Diego

Esta es la historia de Diego. “Dieguito el palito” le llamaban debido a su elevada estatura y extrema delgadez. De chico, Diego fue un niño gordo y bajo para su edad, pero a los quince años, sin avisar, se puso a crecer por encima de sus posibilidades mientras, ante el espanto de sus padres, un hipertiroidismo galopante le hacía perder grasa a lo loco.

La flojera física le impidió dedicarse al baloncesto y lo empujó a estudiar Historia del Arte, especialidad en la que destacó sobre la media. Nada más terminar los estudios encontró trabajo en el Museo Nacional de Arte de Cataluña. Allí estuvo un año, el sueldo no estaba mal, pero Dieguito se fue una semana después de que el conservador notara la desaparición de tres tallas románicas del almacén, que le solucionaron la entrada de una buena casa en el ensanche barcelonés.

Sin oficio que ejercer, y siendo verano, frecuentó la noche de Castelldefels. No pasó desapercibido. Una mujer extranjera se fijó en él. Nunca supo de donde era, pero estaba claro que se trataba de una mujer acaudalada. Tras dos noches de sexo, la mujer le pidió que pasara por un estrecho tubo de quince metros de largo. Lo hizo sin problemas. La señora se empeñó en darle cierta formación sobre electrónica.
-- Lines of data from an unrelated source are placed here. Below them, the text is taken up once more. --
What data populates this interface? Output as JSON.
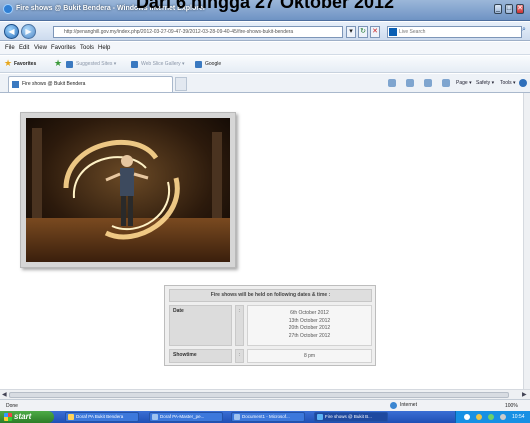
{
  "overlay": {
    "title": "Dari 6 hingga 27 Oktober 2012"
  },
  "window": {
    "title": "Fire shows @ Bukit Bendera - Windows Internet Explorer",
    "min": "_",
    "max": "□",
    "close": "✕"
  },
  "address": {
    "url": "http://penanghill.gov.my/index.php/2012-03-27-09-47-39/2012-03-28-09-40-45/fire-shows-bukit-bendera",
    "search_placeholder": "Live Search",
    "refresh_glyph": "↻",
    "stop_glyph": "✕",
    "dropdown_glyph": "▾",
    "back_glyph": "◀",
    "forward_glyph": "▶",
    "search_glyph": "⌕"
  },
  "menu": [
    "File",
    "Edit",
    "View",
    "Favorites",
    "Tools",
    "Help"
  ],
  "favorites": {
    "label": "Favorites",
    "items": [
      "Suggested Sites ▾",
      "Web Slice Gallery ▾",
      "Google"
    ]
  },
  "tab": {
    "label": "Fire shows @ Bukit Bendera"
  },
  "commands": [
    "Page ▾",
    "Safety ▾",
    "Tools ▾"
  ],
  "table": {
    "header": "Fire shows will be held on following dates & time :",
    "rows": [
      {
        "label": "Date",
        "sep": ":",
        "values": [
          "6th October 2012",
          "13th October 2012",
          "20th October 2012",
          "27th October 2012"
        ]
      },
      {
        "label": "Showtime",
        "sep": ":",
        "values": [
          "8 pm"
        ]
      }
    ]
  },
  "status": {
    "left": "Done",
    "zone": "Internet",
    "zoom": "100%"
  },
  "taskbar": {
    "start": "start",
    "tasks": [
      "Doraf PA Bukit Bendera",
      "Doraf PA-Master_pe...",
      "Document1 - Microsof...",
      "Fire shows @ Bukit B..."
    ],
    "clock": "10:54"
  },
  "colors": {
    "titlebar": "#6f93c4",
    "taskbar": "#1f4fb5",
    "start": "#2c7d27"
  }
}
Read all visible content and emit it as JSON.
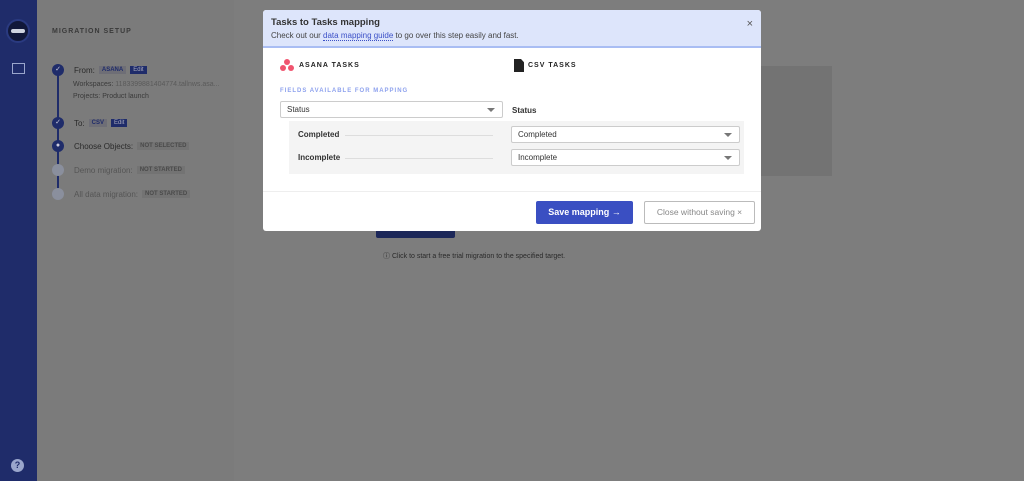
{
  "sidebar": {
    "title": "MIGRATION SETUP",
    "from": {
      "label": "From:",
      "tag": "ASANA",
      "edit": "Edit",
      "workspaces_label": "Workspaces:",
      "workspaces_value": "1183399881404774.tallnws.asa...",
      "projects_label": "Projects:",
      "projects_value": "Product launch"
    },
    "to": {
      "label": "To:",
      "tag": "CSV",
      "edit": "Edit"
    },
    "choose": {
      "label": "Choose Objects:",
      "status": "NOT SELECTED"
    },
    "demo": {
      "label": "Demo migration:",
      "status": "NOT STARTED"
    },
    "all": {
      "label": "All data migration:",
      "status": "NOT STARTED"
    }
  },
  "main": {
    "hint": "Click to start a free trial migration to the specified target.",
    "hint_icon": "info-icon"
  },
  "modal": {
    "title": "Tasks to Tasks mapping",
    "subtitle_pre": "Check out our ",
    "subtitle_link": "data mapping guide",
    "subtitle_post": " to go over this step easily and fast.",
    "source": "ASANA TASKS",
    "target": "CSV TASKS",
    "fields_label": "FIELDS AVAILABLE FOR MAPPING",
    "source_field": "Status",
    "target_field": "Status",
    "rows": [
      {
        "source": "Completed",
        "target": "Completed"
      },
      {
        "source": "Incomplete",
        "target": "Incomplete"
      }
    ],
    "save": "Save mapping →",
    "close": "Close without saving ×"
  },
  "colors": {
    "accent": "#3a4fc2",
    "header_bg": "#dde5fb",
    "asana": "#f0546f"
  }
}
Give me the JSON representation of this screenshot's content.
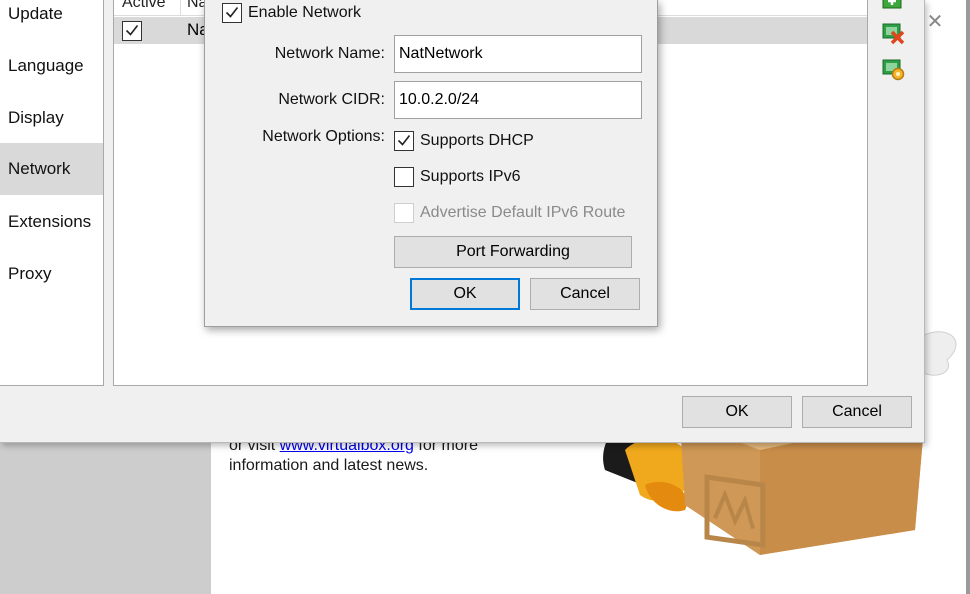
{
  "manager": {
    "welcome_line1_prefix": "or visit ",
    "welcome_link": "www.virtualbox.org",
    "welcome_line1_suffix": " for more",
    "welcome_line2": "information and latest news."
  },
  "settings": {
    "sidebar": {
      "items": [
        {
          "label": "Update"
        },
        {
          "label": "Language"
        },
        {
          "label": "Display"
        },
        {
          "label": "Network",
          "selected": true
        },
        {
          "label": "Extensions"
        },
        {
          "label": "Proxy"
        }
      ]
    },
    "table": {
      "columns": [
        "Active",
        "Name"
      ],
      "rows": [
        {
          "active": true,
          "name": "Na"
        }
      ]
    },
    "toolbar_icons": [
      "add-network-icon",
      "remove-network-icon",
      "edit-network-icon"
    ],
    "ok_label": "OK",
    "cancel_label": "Cancel"
  },
  "nat_dialog": {
    "enable_network_label": "Enable Network",
    "enable_network_checked": true,
    "network_name_label": "Network Name:",
    "network_name_value": "NatNetwork",
    "network_cidr_label": "Network CIDR:",
    "network_cidr_value": "10.0.2.0/24",
    "network_options_label": "Network Options:",
    "supports_dhcp_label": "Supports DHCP",
    "supports_dhcp_checked": true,
    "supports_ipv6_label": "Supports IPv6",
    "supports_ipv6_checked": false,
    "advertise_route_label": "Advertise Default IPv6 Route",
    "advertise_route_enabled": false,
    "port_forwarding_label": "Port Forwarding",
    "ok_label": "OK",
    "cancel_label": "Cancel"
  },
  "colors": {
    "accent": "#0078d7",
    "selection": "#d9d9d9",
    "dialog_bg": "#f0f0f0",
    "link": "#0000ee"
  }
}
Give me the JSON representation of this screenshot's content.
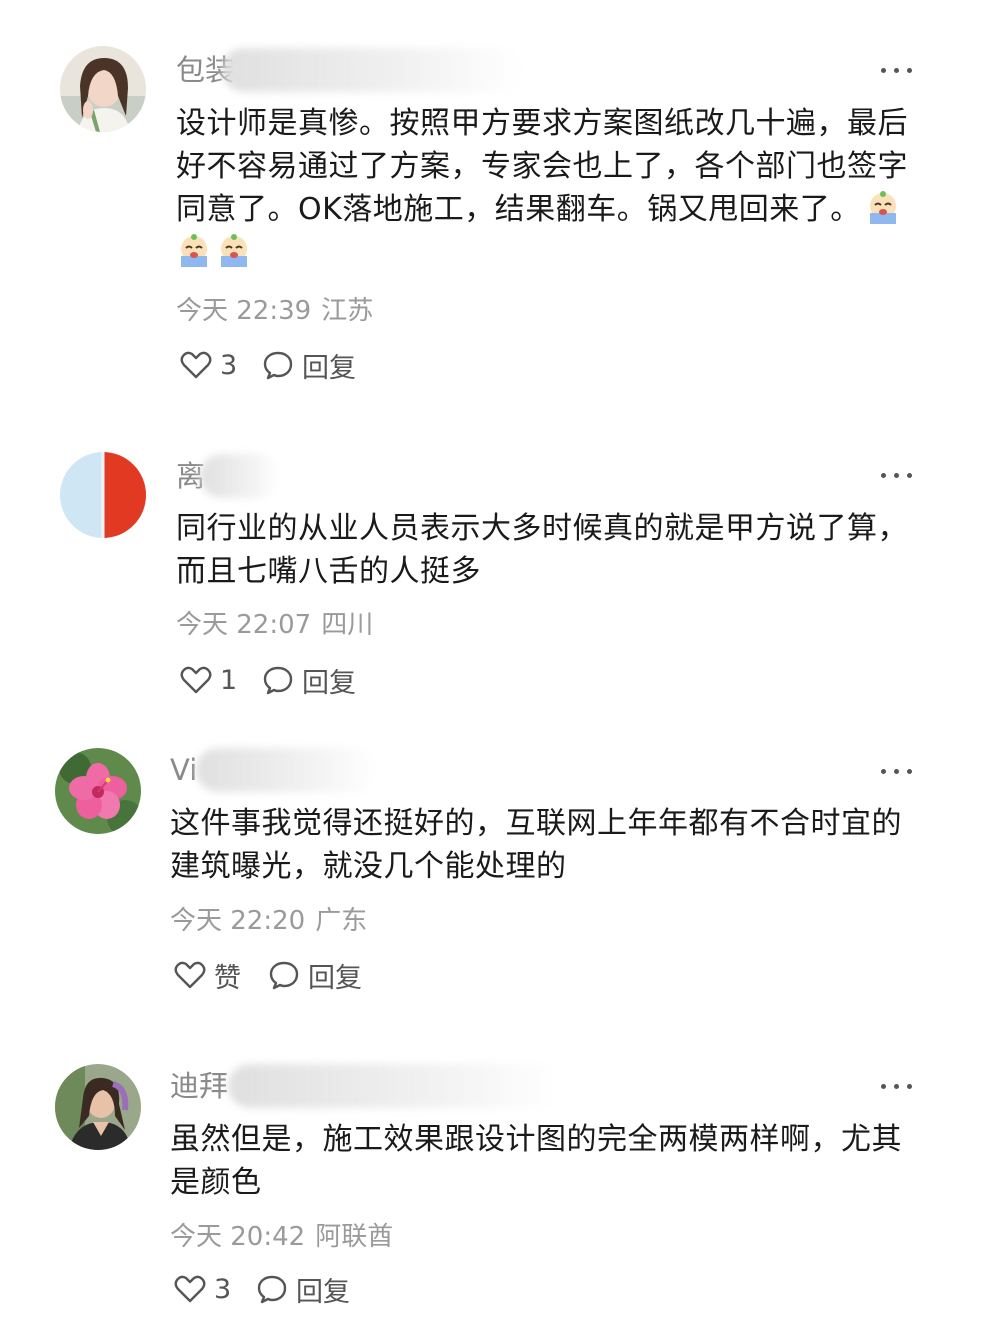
{
  "comments": [
    {
      "username": "包装",
      "text": "设计师是真惨。按照甲方要求方案图纸改几十遍，最后好不容易通过了方案，专家会也上了，各个部门也签字同意了。OK落地施工，结果翻车。锅又甩回来了。",
      "time": "今天 22:39",
      "location": "江苏",
      "likes": "3",
      "reply_label": "回复",
      "emoji_count": 3
    },
    {
      "username": "离",
      "text": "同行业的从业人员表示大多时候真的就是甲方说了算，而且七嘴八舌的人挺多",
      "time": "今天 22:07",
      "location": "四川",
      "likes": "1",
      "reply_label": "回复"
    },
    {
      "username": "Vi",
      "text": "这件事我觉得还挺好的，互联网上年年都有不合时宜的建筑曝光，就没几个能处理的",
      "time": "今天 22:20",
      "location": "广东",
      "likes": "赞",
      "reply_label": "回复"
    },
    {
      "username": "迪拜",
      "text": "虽然但是，施工效果跟设计图的完全两模两样啊，尤其是颜色",
      "time": "今天 20:42",
      "location": "阿联酋",
      "likes": "3",
      "reply_label": "回复"
    }
  ],
  "icons": {
    "like": "heart-outline-icon",
    "reply": "speech-bubble-icon",
    "more": "more-dots-icon",
    "emoji": "crying-face-emoji"
  },
  "colors": {
    "text": "#1a1a1a",
    "meta": "#9a9a9a",
    "username": "#8a8a8a"
  }
}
Era un callejón sin salida cerca de la Vía Layetana. Le acompañaba un hombre robusto que sacó la rejilla. Diego entró fácilmente por el conducto llevando una linterna frontal en la cabeza, el hombre robusto volvió a colocar la rejilla. Al cabo, Diego empujó la otra rejilla y se dejó caer en una sala. Conocía exactamente cada palmo de la galería de arte, se dirigió a la alarma y marcó el 13588, 13 de mayo de 1988, fecha de nacimiento de la administrativa que abría la sala a las diez de la mañana. Era fácil, un señor mayor se colocaba con su móvil en la puerta y, cuando la chica abría, grababa.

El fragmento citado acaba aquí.